Startschuss für Rally - China expandiert
Der Startschuss für die globale Erleichterungsrally an den Aktienmärkten kam ebenfalls aus China. Dort sprang der Index der Einkaufsmanager (PMI) über die wichtige 50-Punktemarke. Damit zeigte sich die chinesische Industrie völlig überraschend wieder auf Expansionskurs. Denn erwartet wurde stattdessen eine weitere Kontraktion mit Werten unter 50 Punkten. Auch der Service-Bereich bestätigte Tage später dieses positive Bild und ähnliche Signale kamen zudem aus diversen Ländern Europas und den USA.
Die Analysten der Deutschen Bank unterstreichen, dass ihr ökonomisches Modell freundliche Signale sende. Denn die Indikatoren ihres Systems deuten auf ein Wachstum im ersten gegenüber dem Vorquartal von 0,2 Prozent in der Eurozone hin. Die offiziellen Schätzungen lägen dagegen mit nur 0,1 Prozent zu pessimistisch. Global sei zwar weiter eine leichte Abschwächung zu beobachten, die Signale fielen jedoch uneinheitlich aus. "Aber die jüngste Verbesserung der China-PMI sollte nicht unterschätzt werden", unterstreichen die Analysten.

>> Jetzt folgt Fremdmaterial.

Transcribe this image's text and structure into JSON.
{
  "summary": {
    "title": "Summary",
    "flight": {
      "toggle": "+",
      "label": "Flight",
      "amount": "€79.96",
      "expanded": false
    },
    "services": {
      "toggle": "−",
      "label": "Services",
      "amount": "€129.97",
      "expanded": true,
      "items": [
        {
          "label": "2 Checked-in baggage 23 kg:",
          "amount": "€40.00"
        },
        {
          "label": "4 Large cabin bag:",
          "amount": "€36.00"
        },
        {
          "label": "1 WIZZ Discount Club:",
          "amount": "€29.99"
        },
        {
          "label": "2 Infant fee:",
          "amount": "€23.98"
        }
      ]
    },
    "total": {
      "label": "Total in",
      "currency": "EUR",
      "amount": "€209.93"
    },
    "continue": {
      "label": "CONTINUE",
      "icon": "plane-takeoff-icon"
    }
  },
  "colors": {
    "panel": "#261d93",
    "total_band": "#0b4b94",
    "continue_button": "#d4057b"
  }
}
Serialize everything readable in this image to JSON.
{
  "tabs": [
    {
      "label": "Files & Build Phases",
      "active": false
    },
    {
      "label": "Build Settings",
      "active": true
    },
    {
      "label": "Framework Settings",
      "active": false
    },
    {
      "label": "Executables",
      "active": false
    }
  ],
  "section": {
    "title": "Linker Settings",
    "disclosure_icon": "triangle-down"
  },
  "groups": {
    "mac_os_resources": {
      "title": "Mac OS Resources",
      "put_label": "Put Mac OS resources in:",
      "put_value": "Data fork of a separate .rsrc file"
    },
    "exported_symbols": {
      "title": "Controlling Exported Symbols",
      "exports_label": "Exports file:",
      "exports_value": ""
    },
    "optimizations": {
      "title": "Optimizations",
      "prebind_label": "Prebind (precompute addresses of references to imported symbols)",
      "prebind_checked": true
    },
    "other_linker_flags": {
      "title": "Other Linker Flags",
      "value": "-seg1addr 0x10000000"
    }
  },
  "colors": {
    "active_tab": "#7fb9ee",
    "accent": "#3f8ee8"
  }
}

Alle falsch positioniert auf Stagnation
Auf so viele verbesserte Konjunkturdaten waren die meisten Marktteilnehmer nicht vorbereitet - und sind entsprechend falsch positioniert. Bei Bank of America-Merrill Lynch stellen die Analysten fest, der Konsens sei völlig auf dem falschen Fuß erwischt worden. Man habe sich auf eine "Säkulare Stagnation" hin positioniert, unter anderem mit dem Kauf von Anleihen. Stattdessen laufe nun eine "zyklische Erholung", die Aktien und speziell Finanz- und europäische Aktien bevorzuge. Ihr Bull/Bear-Indikator notiere daher noch im Bereich erster zarter Erholungssignale: "It's too early to sell", schlussfolgern sie daher.
Entsprechend massiv ist der Zwang zu Umschichtungen bei professionellen Marktteilnehmern. Händler verweisen daher seit Tagen auf den ständigen Ausverkauf am Rentenmarkt bei gleichzeitigen Käufen von Aktien, Rohstoffen und speziell Öl. Vor allem bei den langlaufenden Anleihen geht es abwärts. Damit normalisiert sich auch wieder die Zinskurve, deren Abflachung oder sogar Inversion monatelang als angeblicher Rezessions-Indikator bemüht worden war.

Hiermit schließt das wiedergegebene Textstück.